Debt Forgiveness Can Bite Come Tax Time

Debt forgiveness is a great thing. A lender that decides to forgive some part of one’s loans is great, but it includes a caveat. The hitch is that the pardoned debt is treated and taxed as income by the Internal Revenue Service, which will hurt come tax time.

Not so great news from the government

When a borrower talks to a loans lender and promises to pay part of the debt, the debt will sometimes do some debt cancellation. This is only applicable to people who cannot afford their payments but still promise to pay some of the loan back. People love that this safety net is around when they need help.

On the subject of debt forgiveness, the Wall Street Journal reports that many people will be annoyed to hear the government considers that income. It is technically a bonus towards petty cash and income, which means it is taxable.

Borrowers have to report the cash on their tax forms with the form 1099 C, which forgiving lenders must give out.

Involves large mortgages

Occasionally, a home loan that is pardoned is exempt from taxes, but much of the time, it is not. In fact, debt forgiveness could be really annoying when it comes to forgiveness of a home loan. A 1099 C has to be used any time the lender agrees to cut back principle or agrees to a short sale.

The Home loan Forgiveness Debt Relief Act is a law that the government passed in 2007 that allows certain homeowners who get foreclosed on to stay away from the taxes on the debt. CBS explained that people who were in the Home Affordable Refinancing Program, or HAMP, were able to keep away from the tax.

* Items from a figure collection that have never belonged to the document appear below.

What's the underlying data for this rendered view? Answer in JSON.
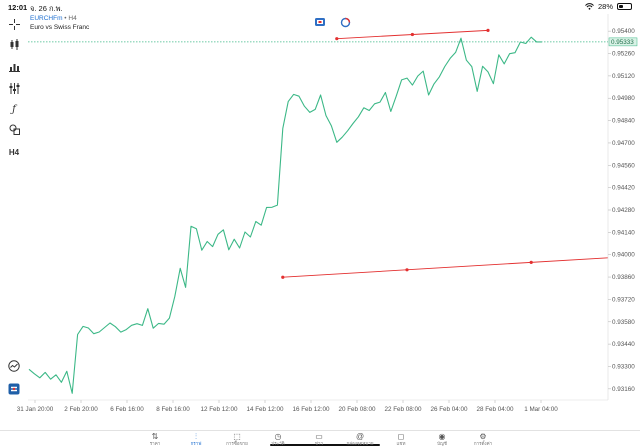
{
  "status": {
    "time": "12:01",
    "date": "จ. 26 ก.พ.",
    "battery": "28%",
    "battery_level": 0.28
  },
  "toolbar": {
    "timeframe_label": "H4"
  },
  "chart_header": {
    "symbol": "EURCHFm",
    "separator": " • ",
    "timeframe": "H4",
    "description": "Euro vs Swiss Franc"
  },
  "chart_data": {
    "type": "line",
    "x_ticks": [
      "31 Jan 20:00",
      "2 Feb 20:00",
      "6 Feb 16:00",
      "8 Feb 16:00",
      "12 Feb 12:00",
      "14 Feb 12:00",
      "16 Feb 12:00",
      "20 Feb 08:00",
      "22 Feb 08:00",
      "26 Feb 04:00",
      "28 Feb 04:00",
      "1 Mar 04:00"
    ],
    "y_ticks": [
      "0.95400",
      "0.95260",
      "0.95120",
      "0.94980",
      "0.94840",
      "0.94700",
      "0.94560",
      "0.94420",
      "0.94280",
      "0.94140",
      "0.94000",
      "0.93860",
      "0.93720",
      "0.93580",
      "0.93440",
      "0.93300",
      "0.93160"
    ],
    "ylim": [
      0.9309,
      0.9547
    ],
    "current_price": "0.95333",
    "current_price_value": 0.95333,
    "series": [
      {
        "values": [
          0.93282,
          0.93254,
          0.93229,
          0.93263,
          0.9322,
          0.93248,
          0.93201,
          0.9327,
          0.93132,
          0.935,
          0.93551,
          0.93541,
          0.93505,
          0.93516,
          0.93544,
          0.93572,
          0.93549,
          0.93515,
          0.93531,
          0.93558,
          0.93568,
          0.93557,
          0.93662,
          0.9354,
          0.9357,
          0.93565,
          0.93603,
          0.93738,
          0.93915,
          0.93795,
          0.94178,
          0.94163,
          0.94028,
          0.94083,
          0.94051,
          0.94128,
          0.94156,
          0.94031,
          0.94097,
          0.94042,
          0.94142,
          0.94111,
          0.94208,
          0.94185,
          0.94296,
          0.94297,
          0.94311,
          0.94791,
          0.94959,
          0.95004,
          0.94993,
          0.9493,
          0.94891,
          0.9491,
          0.95,
          0.94871,
          0.94807,
          0.94704,
          0.94736,
          0.94776,
          0.94822,
          0.94864,
          0.9492,
          0.94903,
          0.94945,
          0.94956,
          0.95016,
          0.94897,
          0.94993,
          0.95095,
          0.95106,
          0.95062,
          0.95119,
          0.9515,
          0.95,
          0.9507,
          0.95114,
          0.95179,
          0.9523,
          0.95267,
          0.95356,
          0.95218,
          0.95178,
          0.95023,
          0.9518,
          0.95145,
          0.95071,
          0.95252,
          0.95195,
          0.95259,
          0.95265,
          0.95332,
          0.95323,
          0.95362,
          0.95333,
          0.95333
        ]
      }
    ],
    "trendlines": [
      {
        "x": [
          57,
          85
        ],
        "y": [
          0.95353,
          0.95405
        ]
      },
      {
        "x": [
          47,
          93
        ],
        "y": [
          0.93859,
          0.93952
        ]
      }
    ]
  },
  "tabs": [
    {
      "icon": "⇅",
      "label": "ราคา",
      "name": "tab-quotes"
    },
    {
      "icon": "⫶",
      "label": "กราฟ",
      "name": "tab-chart"
    },
    {
      "icon": "⬚",
      "label": "การซื้อขาย",
      "name": "tab-trade"
    },
    {
      "icon": "◷",
      "label": "ประวัติ",
      "name": "tab-history"
    },
    {
      "icon": "▭",
      "label": "ข่าว",
      "name": "tab-news"
    },
    {
      "icon": "@",
      "label": "กล่องจดหมาย",
      "name": "tab-mailbox"
    },
    {
      "icon": "◻",
      "label": "แชท",
      "name": "tab-chat"
    },
    {
      "icon": "◉",
      "label": "บัญชี",
      "name": "tab-account"
    },
    {
      "icon": "⚙",
      "label": "การตั้งค่า",
      "name": "tab-settings"
    }
  ],
  "active_tab": "tab-chart",
  "colors": {
    "line": "#3cb887",
    "trendline": "#e33030",
    "accent": "#1d6fd1",
    "price_label_bg": "#d9f2e6",
    "grid": "#e6e6e6"
  }
}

It does not contain any second-home mortgages, though it does consist of all primary residences, according to the Wall Street Journal.

Negotiations saved it

That law was set to expire last year, but was saved in the “fiscal cliff” negotiations. However, it will lapse before 2014, unless extended. That said, as CBS points out, debt forgiveness for home loans could be claimed over a period of three years or all it once – forgiven homeowners who have not claimed it yet should claim it all this year and reap the benefit of the exemption, if applicable.

Over 1 million 1099 C forms were filed in 2003 with the Internal Revenue Service. In 2013, that is anticipated to be 6.5 million. There is more debt cancelation occurring now more than ever, according to Creditcards.com.